As is clear from Table 5, in Example 14 using cannabidiol and squalene, the amount of cannabidiol in plasma was significantly increased compared to Comparative Example 4 using cannabidiol alone, and squalene was released into the body. was found to enhance the absorption of cannabidiol in This result is also supported by the fact that Example 4 showed a higher absorption promoting effect than Comparative Example 1 in "Absorption promoting action of cannabidiol (1)", and the composition of the present invention was combined with cannabidiol. It was suggested that the use of specific functional ingredients would enhance the absorption of cannabidiol into the body. It was also found that the absorption of cannabidiol was enhanced in the composition of the present invention as compared with the case where piperine and cannabidiol, which are known to enhance the absorption of cannabidiol, were used in combination (Comparative Example 5). rice field.

<Production Example 1>
Tablets (250 mg per tablet) were produced according to the composition shown in Table 6 below. The compounding amounts shown in the table represent % by mass. Since the oral composition obtained in the following production example has a high cannabidiol absorption-enhancing effect, the excellent effects of cannabidiol can be obtained by taking 2 capsules once a day.

<Production Example 2>
Tablets (200 mg per tablet) were produced according to the composition shown in Table 7 below. The compounding amounts shown in the table represent % by mass. Since the oral composition obtained in the Production Example below has a high cannabidiol absorption-enhancing effect, the excellent effects of cannabidiol can be obtained by taking 3 tablets once a day.

<Production Example 3>
A soft capsule content liquid was produced according to the composition shown in Table 8 below. The compounding amounts shown in the table represent % by mass. The resulting liquid content was wrapped with a gelatin film to produce soft capsules (300 mg each). Since the oral composition obtained in the Production Example below has a high cannabidiol absorption-enhancing effect, the excellent effects of cannabidiol can be enjoyed by taking one tablet per dose once a day.

<Production Example 4>
An oral oil was prepared according to the composition given in Table 9 below. The compounding amounts shown in the table represent % by mass. Since the oral composition obtained in the Production Example below has a high cannabidiol absorption-enhancing effect, the excellent effects of cannabidiol can be obtained by taking 0.1 mL of the composition once a day.

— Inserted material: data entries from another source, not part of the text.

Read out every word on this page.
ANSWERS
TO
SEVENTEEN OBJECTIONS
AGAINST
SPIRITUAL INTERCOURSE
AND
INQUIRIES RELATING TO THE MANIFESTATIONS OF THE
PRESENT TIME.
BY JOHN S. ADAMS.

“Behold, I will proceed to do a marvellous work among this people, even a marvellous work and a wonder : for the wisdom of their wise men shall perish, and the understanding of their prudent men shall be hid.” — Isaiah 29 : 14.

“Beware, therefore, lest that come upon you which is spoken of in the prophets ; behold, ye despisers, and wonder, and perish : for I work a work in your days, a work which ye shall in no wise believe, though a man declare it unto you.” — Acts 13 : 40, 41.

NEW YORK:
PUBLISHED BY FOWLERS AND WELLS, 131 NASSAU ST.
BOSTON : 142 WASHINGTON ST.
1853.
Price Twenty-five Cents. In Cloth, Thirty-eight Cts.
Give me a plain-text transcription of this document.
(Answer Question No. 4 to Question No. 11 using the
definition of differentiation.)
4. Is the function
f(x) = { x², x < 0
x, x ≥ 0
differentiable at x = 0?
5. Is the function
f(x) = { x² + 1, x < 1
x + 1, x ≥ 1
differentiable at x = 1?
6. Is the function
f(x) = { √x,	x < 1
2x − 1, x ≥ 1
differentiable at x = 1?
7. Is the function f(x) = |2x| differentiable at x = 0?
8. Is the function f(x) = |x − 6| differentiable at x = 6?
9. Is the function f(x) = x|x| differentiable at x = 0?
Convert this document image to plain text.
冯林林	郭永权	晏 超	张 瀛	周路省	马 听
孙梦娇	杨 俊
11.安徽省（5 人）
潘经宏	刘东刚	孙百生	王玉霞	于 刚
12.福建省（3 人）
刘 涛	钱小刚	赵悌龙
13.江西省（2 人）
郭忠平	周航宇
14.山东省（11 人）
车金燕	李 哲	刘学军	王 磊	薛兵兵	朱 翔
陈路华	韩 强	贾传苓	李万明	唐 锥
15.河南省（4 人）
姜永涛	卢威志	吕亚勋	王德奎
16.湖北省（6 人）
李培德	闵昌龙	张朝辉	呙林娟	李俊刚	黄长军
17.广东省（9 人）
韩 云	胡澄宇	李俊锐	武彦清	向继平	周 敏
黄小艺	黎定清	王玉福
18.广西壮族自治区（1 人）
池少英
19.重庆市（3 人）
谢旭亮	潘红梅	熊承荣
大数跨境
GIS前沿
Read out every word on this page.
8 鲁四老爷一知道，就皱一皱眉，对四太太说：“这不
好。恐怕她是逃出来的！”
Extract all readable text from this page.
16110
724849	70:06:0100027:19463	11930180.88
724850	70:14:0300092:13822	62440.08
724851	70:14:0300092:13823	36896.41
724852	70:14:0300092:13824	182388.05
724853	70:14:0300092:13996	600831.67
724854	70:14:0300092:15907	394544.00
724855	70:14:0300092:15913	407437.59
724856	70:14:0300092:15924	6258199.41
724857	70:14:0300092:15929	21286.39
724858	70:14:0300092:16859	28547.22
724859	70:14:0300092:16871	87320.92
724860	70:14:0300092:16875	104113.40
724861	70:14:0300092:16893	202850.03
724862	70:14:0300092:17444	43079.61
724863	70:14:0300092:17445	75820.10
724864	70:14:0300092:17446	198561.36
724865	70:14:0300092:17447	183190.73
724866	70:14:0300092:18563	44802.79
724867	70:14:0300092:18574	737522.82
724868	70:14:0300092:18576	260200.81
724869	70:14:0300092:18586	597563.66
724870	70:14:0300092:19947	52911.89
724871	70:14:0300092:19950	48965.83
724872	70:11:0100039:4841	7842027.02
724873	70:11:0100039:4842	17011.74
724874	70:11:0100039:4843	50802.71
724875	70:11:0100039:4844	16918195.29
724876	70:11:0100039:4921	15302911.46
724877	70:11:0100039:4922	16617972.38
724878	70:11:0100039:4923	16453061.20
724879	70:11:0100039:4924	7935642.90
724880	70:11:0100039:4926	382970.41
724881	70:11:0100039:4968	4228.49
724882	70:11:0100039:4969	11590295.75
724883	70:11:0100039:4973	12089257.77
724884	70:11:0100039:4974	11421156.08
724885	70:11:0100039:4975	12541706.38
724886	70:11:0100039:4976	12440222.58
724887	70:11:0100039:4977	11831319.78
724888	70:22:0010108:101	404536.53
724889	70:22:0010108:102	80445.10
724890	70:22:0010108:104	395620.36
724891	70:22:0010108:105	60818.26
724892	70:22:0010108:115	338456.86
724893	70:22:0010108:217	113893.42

INDUSTRIAL APPLICABILITY The oral composition of the present invention can provide an oral composition having an excellent cannabidiol absorption-enhancing effect by containing a specific functional ingredient, and thus has a high possibility of industrial application. be.

Claims (4)

Cannabidiol characterized by containing at least one functional ingredient selected from Astragalus membranaceus, Panax ginseng, Citrus aurantium, Polyamine, Squalene, Spore-bearing lactic acid bacteria, Tartaric acid, Docosahexaenoic acid, Eicosapentaenoic acid, Astaxanthin, and Krill oral composition for promoting the absorption of An oral composition containing cannabidiol and at least one selected from polyamines, astaxanthin and krill. It contains at least one functional ingredient selected from Astragalus membranaceus, Panax ginseng, Citrus orange, polyamine, squalene, spore-bearing lactic acid bacteria, tartaric acid, docosahexaenoic acid, eicosapentaenoic acid, astaxanthin, and krill, and cannabidiol. An oral composition for enhancing the absorption of cannabidiol characterized by: An oral composition for promoting cannabidiol absorption, comprising at least two functional ingredients selected from safflower oil, olive oil, medium-chain fatty acid oil and linseed oil.